24 March 2021

Vox: “The problem is work”

It was also around this time that the 40-hour workweek became part of American labor law. Previously, workweeks in many jobs were much longer — but even though 40 hours was an improvement, it wasn’t based on what actually made sense for people with families or other responsibilities outside work.

Instead, it was based on the idea that the worker was a man and that the worker had a woman who was doing the reproductive labor in the home full time, Kathi Weeks, a feminist political theorist and the author of the book The Problem with Work, told Vox. This wasn’t true even at the time, of course — not for people of color, and not for most working-class families. But the fiction of a woman at home taking care of kids and other family members was the only way to make the idea of a 40-hour workweek tenable. If every worker was imagined to be doing all of this labor of caring for children and the elderly, Weeks said, policymakers wouldn’t have imagined that 40 hours a week is a reasonable standard of full time.

Untenable as it was, the 40-hour workweek just got longer as time went on. With the advent of technologies like smartphones and email, 9 to 5 became 24/7 — the ideal worker was available “any time, day or night”, Davies said, still with no family obligations or anything to distract from their “single-minded devotion to the employer”. Today, the average American works more hours in a year than the average worker in any other similarly wealthy nation.
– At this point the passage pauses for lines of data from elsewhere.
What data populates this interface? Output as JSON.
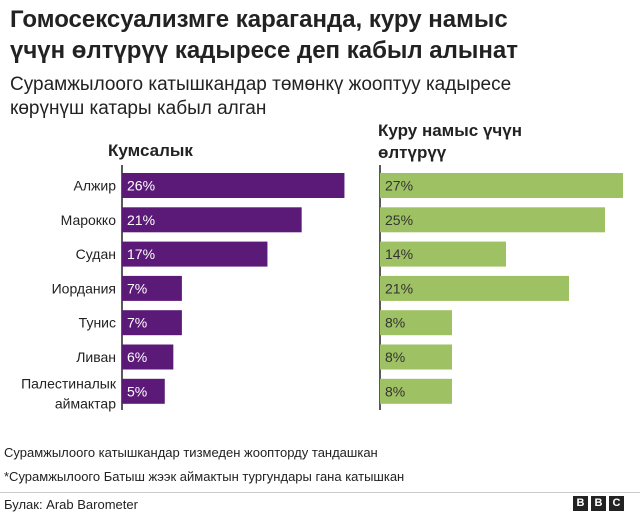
{
  "header": {
    "title_line1": "Гомосексуализмге караганда, куру намыс",
    "title_line2": "үчүн өлтүрүү кадыресе деп кабыл алынат",
    "subtitle_line1": "Сурамжылоого катышкандар төмөнкү жооптуу кадыресе",
    "subtitle_line2": "көрүнүш катары кабыл алган"
  },
  "chart_data": {
    "type": "bar",
    "orientation": "horizontal",
    "categories": [
      "Алжир",
      "Марокко",
      "Судан",
      "Иордания",
      "Тунис",
      "Ливан",
      "Палестиналык аймактар"
    ],
    "series": [
      {
        "name": "Кумсалык",
        "values": [
          26,
          21,
          17,
          7,
          7,
          6,
          5
        ],
        "color": "#5c1a78"
      },
      {
        "name": "Куру намыс үчүн өлтүрүү",
        "values": [
          27,
          25,
          14,
          21,
          8,
          8,
          8
        ],
        "color": "#9ec163"
      }
    ],
    "value_suffix": "%",
    "xlim": [
      0,
      27
    ]
  },
  "panels": {
    "left_title": "Кумсалык",
    "right_title_line1": "Куру намыс үчүн",
    "right_title_line2": "өлтүрүү"
  },
  "category_lines": {
    "palestine_line1": "Палестиналык",
    "palestine_line2": "аймактар"
  },
  "footnotes": {
    "note1": "Сурамжылоого катышкандар тизмеден жоопторду тандашкан",
    "note2": "*Сурамжылоого Батыш жээк аймактын тургундары гана катышкан"
  },
  "footer": {
    "source": "Булак: Arab Barometer",
    "logo_letters": [
      "B",
      "B",
      "C"
    ]
  }
}
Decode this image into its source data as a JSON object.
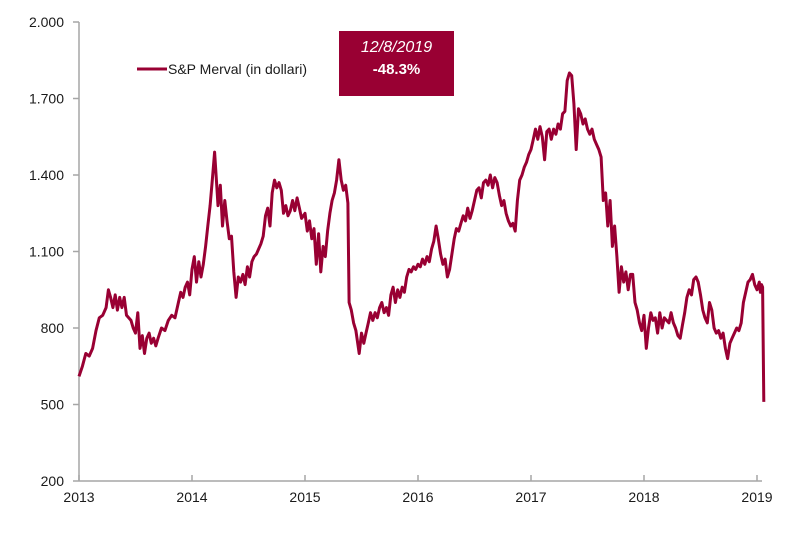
{
  "chart_data": {
    "type": "line",
    "title": "",
    "xlabel": "",
    "ylabel": "",
    "xlim": [
      2013.0,
      2019.1
    ],
    "ylim": [
      200,
      2000
    ],
    "grid": false,
    "legend_position": "top-left",
    "x_ticks": [
      2013,
      2014,
      2015,
      2016,
      2017,
      2018,
      2019
    ],
    "x_tick_labels": [
      "2013",
      "2014",
      "2015",
      "2016",
      "2017",
      "2018",
      "2019"
    ],
    "y_ticks": [
      200,
      500,
      800,
      1100,
      1400,
      1700,
      2000
    ],
    "y_tick_labels": [
      "200",
      "500",
      "800",
      "1.100",
      "1.400",
      "1.700",
      "2.000"
    ],
    "series": [
      {
        "name": "S&P Merval (in dollari)",
        "color": "#990033",
        "points": [
          [
            2013.0,
            610
          ],
          [
            2013.03,
            650
          ],
          [
            2013.06,
            700
          ],
          [
            2013.09,
            690
          ],
          [
            2013.12,
            720
          ],
          [
            2013.15,
            790
          ],
          [
            2013.18,
            840
          ],
          [
            2013.21,
            850
          ],
          [
            2013.24,
            880
          ],
          [
            2013.26,
            950
          ],
          [
            2013.28,
            920
          ],
          [
            2013.3,
            880
          ],
          [
            2013.32,
            930
          ],
          [
            2013.34,
            870
          ],
          [
            2013.36,
            920
          ],
          [
            2013.38,
            880
          ],
          [
            2013.4,
            920
          ],
          [
            2013.42,
            850
          ],
          [
            2013.44,
            840
          ],
          [
            2013.46,
            830
          ],
          [
            2013.48,
            800
          ],
          [
            2013.5,
            780
          ],
          [
            2013.52,
            860
          ],
          [
            2013.54,
            720
          ],
          [
            2013.56,
            770
          ],
          [
            2013.58,
            700
          ],
          [
            2013.6,
            760
          ],
          [
            2013.62,
            780
          ],
          [
            2013.64,
            740
          ],
          [
            2013.66,
            760
          ],
          [
            2013.68,
            730
          ],
          [
            2013.7,
            760
          ],
          [
            2013.73,
            800
          ],
          [
            2013.76,
            790
          ],
          [
            2013.79,
            830
          ],
          [
            2013.82,
            850
          ],
          [
            2013.85,
            840
          ],
          [
            2013.88,
            900
          ],
          [
            2013.9,
            940
          ],
          [
            2013.92,
            920
          ],
          [
            2013.94,
            960
          ],
          [
            2013.96,
            980
          ],
          [
            2013.98,
            930
          ],
          [
            2014.0,
            1030
          ],
          [
            2014.02,
            1080
          ],
          [
            2014.04,
            980
          ],
          [
            2014.06,
            1060
          ],
          [
            2014.08,
            1000
          ],
          [
            2014.1,
            1050
          ],
          [
            2014.12,
            1120
          ],
          [
            2014.14,
            1200
          ],
          [
            2014.16,
            1280
          ],
          [
            2014.18,
            1380
          ],
          [
            2014.2,
            1490
          ],
          [
            2014.22,
            1350
          ],
          [
            2014.23,
            1280
          ],
          [
            2014.25,
            1360
          ],
          [
            2014.27,
            1200
          ],
          [
            2014.29,
            1300
          ],
          [
            2014.31,
            1220
          ],
          [
            2014.33,
            1150
          ],
          [
            2014.35,
            1160
          ],
          [
            2014.37,
            1020
          ],
          [
            2014.39,
            920
          ],
          [
            2014.41,
            1000
          ],
          [
            2014.43,
            980
          ],
          [
            2014.45,
            1010
          ],
          [
            2014.47,
            970
          ],
          [
            2014.49,
            1040
          ],
          [
            2014.51,
            1000
          ],
          [
            2014.53,
            1060
          ],
          [
            2014.55,
            1080
          ],
          [
            2014.57,
            1090
          ],
          [
            2014.59,
            1110
          ],
          [
            2014.61,
            1130
          ],
          [
            2014.63,
            1160
          ],
          [
            2014.65,
            1240
          ],
          [
            2014.67,
            1270
          ],
          [
            2014.69,
            1200
          ],
          [
            2014.71,
            1330
          ],
          [
            2014.73,
            1380
          ],
          [
            2014.75,
            1350
          ],
          [
            2014.77,
            1370
          ],
          [
            2014.79,
            1340
          ],
          [
            2014.81,
            1250
          ],
          [
            2014.83,
            1280
          ],
          [
            2014.85,
            1240
          ],
          [
            2014.87,
            1260
          ],
          [
            2014.89,
            1300
          ],
          [
            2014.91,
            1260
          ],
          [
            2014.93,
            1310
          ],
          [
            2014.95,
            1270
          ],
          [
            2014.97,
            1230
          ],
          [
            2015.0,
            1250
          ],
          [
            2015.02,
            1180
          ],
          [
            2015.04,
            1220
          ],
          [
            2015.06,
            1150
          ],
          [
            2015.08,
            1190
          ],
          [
            2015.1,
            1050
          ],
          [
            2015.12,
            1170
          ],
          [
            2015.14,
            1020
          ],
          [
            2015.16,
            1120
          ],
          [
            2015.18,
            1080
          ],
          [
            2015.2,
            1180
          ],
          [
            2015.22,
            1250
          ],
          [
            2015.24,
            1300
          ],
          [
            2015.26,
            1330
          ],
          [
            2015.28,
            1380
          ],
          [
            2015.3,
            1460
          ],
          [
            2015.32,
            1380
          ],
          [
            2015.34,
            1340
          ],
          [
            2015.36,
            1360
          ],
          [
            2015.38,
            1290
          ],
          [
            2015.39,
            900
          ],
          [
            2015.41,
            870
          ],
          [
            2015.43,
            820
          ],
          [
            2015.45,
            790
          ],
          [
            2015.47,
            730
          ],
          [
            2015.48,
            700
          ],
          [
            2015.5,
            780
          ],
          [
            2015.52,
            740
          ],
          [
            2015.54,
            780
          ],
          [
            2015.56,
            820
          ],
          [
            2015.58,
            860
          ],
          [
            2015.6,
            830
          ],
          [
            2015.62,
            860
          ],
          [
            2015.64,
            840
          ],
          [
            2015.66,
            880
          ],
          [
            2015.68,
            900
          ],
          [
            2015.7,
            860
          ],
          [
            2015.72,
            880
          ],
          [
            2015.74,
            850
          ],
          [
            2015.76,
            930
          ],
          [
            2015.78,
            960
          ],
          [
            2015.8,
            900
          ],
          [
            2015.82,
            950
          ],
          [
            2015.84,
            920
          ],
          [
            2015.86,
            960
          ],
          [
            2015.88,
            940
          ],
          [
            2015.9,
            1000
          ],
          [
            2015.92,
            1030
          ],
          [
            2015.94,
            1020
          ],
          [
            2015.96,
            1040
          ],
          [
            2015.98,
            1030
          ],
          [
            2016.0,
            1050
          ],
          [
            2016.02,
            1040
          ],
          [
            2016.04,
            1070
          ],
          [
            2016.06,
            1050
          ],
          [
            2016.08,
            1080
          ],
          [
            2016.1,
            1060
          ],
          [
            2016.12,
            1110
          ],
          [
            2016.14,
            1140
          ],
          [
            2016.16,
            1200
          ],
          [
            2016.18,
            1150
          ],
          [
            2016.2,
            1090
          ],
          [
            2016.22,
            1050
          ],
          [
            2016.24,
            1070
          ],
          [
            2016.26,
            1000
          ],
          [
            2016.28,
            1030
          ],
          [
            2016.3,
            1090
          ],
          [
            2016.32,
            1150
          ],
          [
            2016.34,
            1190
          ],
          [
            2016.36,
            1180
          ],
          [
            2016.38,
            1210
          ],
          [
            2016.4,
            1240
          ],
          [
            2016.42,
            1220
          ],
          [
            2016.44,
            1270
          ],
          [
            2016.46,
            1230
          ],
          [
            2016.48,
            1260
          ],
          [
            2016.5,
            1300
          ],
          [
            2016.52,
            1340
          ],
          [
            2016.54,
            1350
          ],
          [
            2016.56,
            1310
          ],
          [
            2016.58,
            1370
          ],
          [
            2016.6,
            1380
          ],
          [
            2016.62,
            1360
          ],
          [
            2016.64,
            1400
          ],
          [
            2016.66,
            1350
          ],
          [
            2016.68,
            1390
          ],
          [
            2016.7,
            1370
          ],
          [
            2016.72,
            1320
          ],
          [
            2016.74,
            1280
          ],
          [
            2016.76,
            1300
          ],
          [
            2016.78,
            1250
          ],
          [
            2016.8,
            1220
          ],
          [
            2016.82,
            1200
          ],
          [
            2016.84,
            1210
          ],
          [
            2016.86,
            1180
          ],
          [
            2016.88,
            1300
          ],
          [
            2016.9,
            1380
          ],
          [
            2016.92,
            1400
          ],
          [
            2016.94,
            1430
          ],
          [
            2016.96,
            1450
          ],
          [
            2016.98,
            1480
          ],
          [
            2017.0,
            1500
          ],
          [
            2017.02,
            1540
          ],
          [
            2017.04,
            1580
          ],
          [
            2017.06,
            1540
          ],
          [
            2017.08,
            1590
          ],
          [
            2017.1,
            1550
          ],
          [
            2017.12,
            1460
          ],
          [
            2017.14,
            1570
          ],
          [
            2017.16,
            1580
          ],
          [
            2017.18,
            1540
          ],
          [
            2017.2,
            1580
          ],
          [
            2017.22,
            1560
          ],
          [
            2017.24,
            1600
          ],
          [
            2017.26,
            1580
          ],
          [
            2017.28,
            1640
          ],
          [
            2017.3,
            1650
          ],
          [
            2017.32,
            1770
          ],
          [
            2017.34,
            1800
          ],
          [
            2017.36,
            1790
          ],
          [
            2017.38,
            1680
          ],
          [
            2017.4,
            1500
          ],
          [
            2017.42,
            1660
          ],
          [
            2017.44,
            1640
          ],
          [
            2017.46,
            1600
          ],
          [
            2017.48,
            1620
          ],
          [
            2017.5,
            1580
          ],
          [
            2017.52,
            1560
          ],
          [
            2017.54,
            1580
          ],
          [
            2017.56,
            1540
          ],
          [
            2017.58,
            1520
          ],
          [
            2017.6,
            1500
          ],
          [
            2017.62,
            1470
          ],
          [
            2017.64,
            1300
          ],
          [
            2017.66,
            1330
          ],
          [
            2017.68,
            1200
          ],
          [
            2017.7,
            1300
          ],
          [
            2017.72,
            1120
          ],
          [
            2017.74,
            1200
          ],
          [
            2017.76,
            1080
          ],
          [
            2017.78,
            940
          ],
          [
            2017.8,
            1040
          ],
          [
            2017.82,
            980
          ],
          [
            2017.84,
            1020
          ],
          [
            2017.86,
            950
          ],
          [
            2017.88,
            1010
          ],
          [
            2017.9,
            1010
          ],
          [
            2017.92,
            900
          ],
          [
            2017.94,
            870
          ],
          [
            2017.96,
            820
          ],
          [
            2017.98,
            790
          ],
          [
            2018.0,
            850
          ],
          [
            2018.02,
            720
          ],
          [
            2018.04,
            800
          ],
          [
            2018.06,
            860
          ],
          [
            2018.08,
            830
          ],
          [
            2018.1,
            840
          ],
          [
            2018.12,
            780
          ],
          [
            2018.14,
            860
          ],
          [
            2018.16,
            800
          ],
          [
            2018.18,
            840
          ],
          [
            2018.2,
            830
          ],
          [
            2018.22,
            820
          ],
          [
            2018.24,
            860
          ],
          [
            2018.26,
            820
          ],
          [
            2018.28,
            800
          ],
          [
            2018.3,
            770
          ],
          [
            2018.32,
            760
          ],
          [
            2018.34,
            810
          ],
          [
            2018.36,
            860
          ],
          [
            2018.38,
            920
          ],
          [
            2018.4,
            950
          ],
          [
            2018.42,
            930
          ],
          [
            2018.44,
            990
          ],
          [
            2018.46,
            1000
          ],
          [
            2018.48,
            980
          ],
          [
            2018.5,
            930
          ],
          [
            2018.52,
            870
          ],
          [
            2018.54,
            840
          ],
          [
            2018.56,
            820
          ],
          [
            2018.58,
            900
          ],
          [
            2018.6,
            870
          ],
          [
            2018.62,
            800
          ],
          [
            2018.64,
            780
          ],
          [
            2018.66,
            790
          ],
          [
            2018.68,
            760
          ],
          [
            2018.7,
            780
          ],
          [
            2018.72,
            720
          ],
          [
            2018.74,
            680
          ],
          [
            2018.76,
            740
          ],
          [
            2018.78,
            760
          ],
          [
            2018.8,
            780
          ],
          [
            2018.82,
            800
          ],
          [
            2018.84,
            790
          ],
          [
            2018.86,
            820
          ],
          [
            2018.88,
            900
          ],
          [
            2018.9,
            940
          ],
          [
            2018.92,
            980
          ],
          [
            2018.94,
            990
          ],
          [
            2018.96,
            1010
          ],
          [
            2018.98,
            970
          ],
          [
            2019.0,
            950
          ],
          [
            2019.02,
            980
          ],
          [
            2019.03,
            940
          ],
          [
            2019.04,
            970
          ],
          [
            2019.05,
            960
          ],
          [
            2019.06,
            510
          ]
        ]
      }
    ],
    "annotations": [
      {
        "date_label": "12/8/2019",
        "value_label": "-48.3%",
        "background": "#990033",
        "text_color": "#ffffff"
      }
    ]
  }
}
And that ideal didn’t change when more women started entering corporate jobs, making families with two working parents more common across the middle class. Workers were still expected to give everything to work and to keep their families largely invisible — which led to high levels of stress, especially among working moms, long before the pandemic began.

Anna North

This issue is possibly not as dire here in Romania or in Europe in general, due to better protections for employees, but it is a widespread issue nonetheless. I have thought about it multiple times since the start of the pandemic, but for me the underlying cause is not ‘work’ per se, but how our society has evolved in recent decades to make us more interconnected and more reliant on support structures around us. Individuals have become increasingly specialized to perform certain tasks, while entrusting the rest to other people and institutions.

Mother working from home alongside her son attending school remotely
A mother working from home sits alongside her son attending school remotely in Miami, Florida. Jayme Gershen/Bloomberg/Getty Images

A century ago, a rural family may have been relatively self-sustained, producing some of their food and clothes and trading for the rest, doing laundry, raising dozens of children, taking care of the elderly, and so on. Today much of the population lives in cities and metropolis, most of us buy our food either from supermarkets or restaurants, parents rely on kindergartens and schools to educate their children, children rely on nursing homes to take care of their aging parents. Most of these developments have been overwhelmingly positive: children can get much better education and explore more varied life paths, everyone has better health care, and I am sure no-one misses doing laundry by hand instead of in a washing machine.

While the pandemic may have accelerated some trends in digitalization and logistic, in some ways it has also turned back the clock decades, suddenly disrupting social structures that we have taken for granted and forcing families to live together and manage on their own like they have not done for years. Lacking the experience, and frankly the time to juggle work responsibilities and childcare, no wonder most parents are struggling.

The demographic transition from rural to urban has also meant that different generations of the same family rarely live together anymore. As young adults, many move out of their parents’ house seeking independence, maybe even to a bigger city in search of social life and employment opportunities. When they become parents, their parents no longer live close enough to help raising children, another factor that makes childcare harder during a pandemic – although since the elderly are most at risk from this virus, this time around it is better to keep them safe from possible infections from their grandchildren.

Finding solutions is unfortunately not easy, but more flexible work schedules, as well as shorter workweeks would certainly be a start.